The music itself was another matter though. Loud extended free music improvisations would characterize the stage shows with the audience entertained as much by Pop’s acrobatics as his simian alter ego took shape as something akin to Mick Jagger’s less restrained evil twin. Stage shows became more extreme and drug use began to take its toll, but the follow-up album Fun House would represent their masterpiece – a genuinely great record which track for track drags the sixties into the mud of the seventies and lays a path for all that would follow. Unfortunately, the higher ups at Elektra didn’t get it and The Stooges were once more on their own.
A brief stay of execution came with the interest of David Bowie and the recruiting of James Williamson on guitar. Raw Power was recorded in England and shifted from being a solo record to another Stooges release and featuring perhaps their most popular and iconic song Search and Destroy. Centripetal forces would see the band once more heading for implosion as drugs and increasingly violent and extreme stage shows culminated in the Metallic KO live album and Iggy audibly dragging himself across the stage through broken glass. The film itself is fairly conventional given the wildness of its subject matter and Jim Jarmusch’s pedigree. Survivors and casualties tell their wild tales as talking heads and grainy footage is rejigged to kind-of fit the songs played over them. Stories are visualised with library stock and some amateurish animation, as when the band van goes under a too-low bridge and is wrecked.

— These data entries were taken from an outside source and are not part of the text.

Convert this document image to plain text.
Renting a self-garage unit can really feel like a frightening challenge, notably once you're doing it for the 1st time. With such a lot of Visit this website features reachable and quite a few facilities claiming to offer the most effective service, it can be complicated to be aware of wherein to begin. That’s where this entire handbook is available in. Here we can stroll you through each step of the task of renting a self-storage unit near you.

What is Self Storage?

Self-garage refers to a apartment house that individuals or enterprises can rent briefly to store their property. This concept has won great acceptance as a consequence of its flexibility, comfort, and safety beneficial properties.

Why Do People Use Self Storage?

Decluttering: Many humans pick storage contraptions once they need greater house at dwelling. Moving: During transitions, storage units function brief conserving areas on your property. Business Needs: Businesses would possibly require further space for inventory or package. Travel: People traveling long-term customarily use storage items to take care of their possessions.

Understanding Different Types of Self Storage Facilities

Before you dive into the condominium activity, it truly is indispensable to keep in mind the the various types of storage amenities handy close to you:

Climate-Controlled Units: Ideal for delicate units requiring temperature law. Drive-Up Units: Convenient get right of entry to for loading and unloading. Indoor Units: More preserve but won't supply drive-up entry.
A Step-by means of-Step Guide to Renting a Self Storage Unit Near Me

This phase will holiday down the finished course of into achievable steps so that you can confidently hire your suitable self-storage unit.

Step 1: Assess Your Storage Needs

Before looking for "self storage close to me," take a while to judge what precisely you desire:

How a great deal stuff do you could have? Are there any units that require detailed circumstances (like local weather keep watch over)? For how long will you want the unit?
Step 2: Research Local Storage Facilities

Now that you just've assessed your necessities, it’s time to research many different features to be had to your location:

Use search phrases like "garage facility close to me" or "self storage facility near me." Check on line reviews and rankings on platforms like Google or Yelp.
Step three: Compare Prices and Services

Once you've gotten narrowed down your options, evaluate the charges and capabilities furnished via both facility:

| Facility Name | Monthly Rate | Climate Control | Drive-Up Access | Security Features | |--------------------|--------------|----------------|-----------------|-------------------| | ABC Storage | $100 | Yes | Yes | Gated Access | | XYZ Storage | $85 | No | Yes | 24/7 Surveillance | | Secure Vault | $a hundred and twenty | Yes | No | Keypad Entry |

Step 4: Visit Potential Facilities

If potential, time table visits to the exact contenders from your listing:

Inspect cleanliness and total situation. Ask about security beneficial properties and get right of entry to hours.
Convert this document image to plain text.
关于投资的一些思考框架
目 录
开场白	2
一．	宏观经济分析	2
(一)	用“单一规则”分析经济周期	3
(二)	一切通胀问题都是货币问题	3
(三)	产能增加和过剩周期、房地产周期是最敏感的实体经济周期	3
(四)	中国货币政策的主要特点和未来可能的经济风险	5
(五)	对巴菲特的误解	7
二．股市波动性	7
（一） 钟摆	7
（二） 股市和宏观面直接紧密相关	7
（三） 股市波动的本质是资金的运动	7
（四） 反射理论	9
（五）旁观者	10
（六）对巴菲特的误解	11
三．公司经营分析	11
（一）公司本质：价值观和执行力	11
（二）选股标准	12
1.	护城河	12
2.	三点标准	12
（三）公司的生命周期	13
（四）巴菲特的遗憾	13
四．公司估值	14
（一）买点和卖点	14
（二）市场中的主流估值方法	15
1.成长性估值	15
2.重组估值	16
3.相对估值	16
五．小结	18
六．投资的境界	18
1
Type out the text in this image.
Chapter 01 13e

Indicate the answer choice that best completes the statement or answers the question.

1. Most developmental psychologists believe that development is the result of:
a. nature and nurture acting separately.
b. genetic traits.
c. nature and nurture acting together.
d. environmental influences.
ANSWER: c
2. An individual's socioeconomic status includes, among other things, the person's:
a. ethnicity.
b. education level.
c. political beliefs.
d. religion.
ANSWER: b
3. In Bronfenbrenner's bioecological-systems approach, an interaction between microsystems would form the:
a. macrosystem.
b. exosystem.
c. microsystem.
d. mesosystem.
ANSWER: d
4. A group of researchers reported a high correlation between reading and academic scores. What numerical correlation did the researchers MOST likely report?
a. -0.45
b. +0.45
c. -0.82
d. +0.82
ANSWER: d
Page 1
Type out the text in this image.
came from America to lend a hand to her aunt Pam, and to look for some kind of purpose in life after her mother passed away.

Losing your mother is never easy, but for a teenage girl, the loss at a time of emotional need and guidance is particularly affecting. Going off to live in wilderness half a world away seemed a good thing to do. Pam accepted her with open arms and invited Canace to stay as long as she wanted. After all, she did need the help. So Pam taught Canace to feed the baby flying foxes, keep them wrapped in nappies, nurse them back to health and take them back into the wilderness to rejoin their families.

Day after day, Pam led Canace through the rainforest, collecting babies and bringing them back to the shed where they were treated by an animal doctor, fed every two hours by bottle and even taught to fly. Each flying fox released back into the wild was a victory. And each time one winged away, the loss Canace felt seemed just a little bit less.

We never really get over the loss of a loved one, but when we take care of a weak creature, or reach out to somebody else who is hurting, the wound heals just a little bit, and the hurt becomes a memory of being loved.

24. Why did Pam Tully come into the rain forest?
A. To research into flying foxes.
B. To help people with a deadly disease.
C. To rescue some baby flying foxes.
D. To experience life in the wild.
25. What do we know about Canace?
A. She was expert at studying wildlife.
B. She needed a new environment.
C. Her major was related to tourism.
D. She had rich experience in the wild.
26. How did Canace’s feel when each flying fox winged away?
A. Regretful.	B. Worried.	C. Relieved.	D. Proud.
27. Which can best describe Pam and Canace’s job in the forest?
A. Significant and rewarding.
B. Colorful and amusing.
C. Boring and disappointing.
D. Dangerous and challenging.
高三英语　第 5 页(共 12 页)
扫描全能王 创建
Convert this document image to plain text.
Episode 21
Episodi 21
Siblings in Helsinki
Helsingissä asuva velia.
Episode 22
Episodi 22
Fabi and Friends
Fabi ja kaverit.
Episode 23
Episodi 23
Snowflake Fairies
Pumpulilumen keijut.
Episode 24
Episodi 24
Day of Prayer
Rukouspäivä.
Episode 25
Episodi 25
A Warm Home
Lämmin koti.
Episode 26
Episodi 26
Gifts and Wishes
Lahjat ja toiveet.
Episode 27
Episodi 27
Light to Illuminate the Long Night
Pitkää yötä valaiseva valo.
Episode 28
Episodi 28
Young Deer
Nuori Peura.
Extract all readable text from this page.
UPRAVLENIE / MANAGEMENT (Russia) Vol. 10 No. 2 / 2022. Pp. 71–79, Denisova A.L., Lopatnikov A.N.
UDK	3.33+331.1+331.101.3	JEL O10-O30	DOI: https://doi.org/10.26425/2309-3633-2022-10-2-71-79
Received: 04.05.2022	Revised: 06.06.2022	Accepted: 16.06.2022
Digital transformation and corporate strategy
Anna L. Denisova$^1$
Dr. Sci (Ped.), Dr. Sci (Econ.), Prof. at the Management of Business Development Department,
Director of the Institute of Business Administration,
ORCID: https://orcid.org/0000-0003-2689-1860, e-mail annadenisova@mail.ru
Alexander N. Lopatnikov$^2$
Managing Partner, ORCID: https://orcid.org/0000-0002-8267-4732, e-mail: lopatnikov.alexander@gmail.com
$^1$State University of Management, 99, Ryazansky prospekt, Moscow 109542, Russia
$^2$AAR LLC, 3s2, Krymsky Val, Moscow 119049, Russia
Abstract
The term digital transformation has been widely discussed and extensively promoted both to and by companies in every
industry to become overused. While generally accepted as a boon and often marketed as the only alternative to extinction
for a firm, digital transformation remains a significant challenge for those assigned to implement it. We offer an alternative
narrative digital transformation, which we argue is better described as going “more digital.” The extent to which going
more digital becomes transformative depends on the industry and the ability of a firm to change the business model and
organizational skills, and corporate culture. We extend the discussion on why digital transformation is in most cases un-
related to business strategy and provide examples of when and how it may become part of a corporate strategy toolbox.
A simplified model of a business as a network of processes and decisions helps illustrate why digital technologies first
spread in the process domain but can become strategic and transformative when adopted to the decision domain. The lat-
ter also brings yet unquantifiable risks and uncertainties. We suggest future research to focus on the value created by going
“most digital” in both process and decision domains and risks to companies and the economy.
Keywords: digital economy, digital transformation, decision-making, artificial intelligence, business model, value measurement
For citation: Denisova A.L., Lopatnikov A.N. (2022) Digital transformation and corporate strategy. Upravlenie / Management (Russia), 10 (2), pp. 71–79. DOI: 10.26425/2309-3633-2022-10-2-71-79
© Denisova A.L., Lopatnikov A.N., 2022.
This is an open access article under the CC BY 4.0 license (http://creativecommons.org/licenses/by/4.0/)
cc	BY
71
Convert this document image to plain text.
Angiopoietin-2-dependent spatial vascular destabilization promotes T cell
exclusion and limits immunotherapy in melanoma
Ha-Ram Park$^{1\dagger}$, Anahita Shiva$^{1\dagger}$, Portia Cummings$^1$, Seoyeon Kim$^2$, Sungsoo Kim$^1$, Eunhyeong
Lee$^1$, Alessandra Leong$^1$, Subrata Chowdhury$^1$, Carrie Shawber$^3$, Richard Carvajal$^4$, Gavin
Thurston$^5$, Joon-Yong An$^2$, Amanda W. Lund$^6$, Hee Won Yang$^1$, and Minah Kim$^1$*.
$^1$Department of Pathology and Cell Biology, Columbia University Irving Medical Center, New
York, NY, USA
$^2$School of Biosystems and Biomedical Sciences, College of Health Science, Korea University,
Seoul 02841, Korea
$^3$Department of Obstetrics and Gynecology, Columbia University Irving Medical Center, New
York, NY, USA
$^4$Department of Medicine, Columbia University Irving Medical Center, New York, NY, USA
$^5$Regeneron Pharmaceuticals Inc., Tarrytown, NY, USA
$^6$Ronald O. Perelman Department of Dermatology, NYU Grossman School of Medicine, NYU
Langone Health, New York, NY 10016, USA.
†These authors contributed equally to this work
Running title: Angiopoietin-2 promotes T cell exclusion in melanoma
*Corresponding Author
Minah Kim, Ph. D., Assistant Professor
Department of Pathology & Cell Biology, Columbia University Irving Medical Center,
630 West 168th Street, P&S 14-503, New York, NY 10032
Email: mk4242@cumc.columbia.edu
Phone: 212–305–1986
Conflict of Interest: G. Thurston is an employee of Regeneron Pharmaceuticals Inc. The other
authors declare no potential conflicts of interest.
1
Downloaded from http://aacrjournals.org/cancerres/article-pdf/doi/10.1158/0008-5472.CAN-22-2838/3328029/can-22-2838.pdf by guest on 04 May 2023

“It was a perfect metaphor,” someone helpfully points out. There are some omissions as well. David Bowie gets surprisingly short shrift and some of the more toxic elements of the band’s relationships are lost in the veneer of nostalgic reflection. Perhaps, this is simply the disappointment that comes along with seeing the once brash counter-cultural renegades installed into the Rock n’ Roll Hall of Fame and making ironic car insurance adverts. There’s something to be said for seeing new audiences appreciating the reformed Stooges and the band finally receiving their due, but gnarly old Jim Osterberg still looks like, when it comes down to it, he stills doesn’t give a fuck. And that’s how it should be.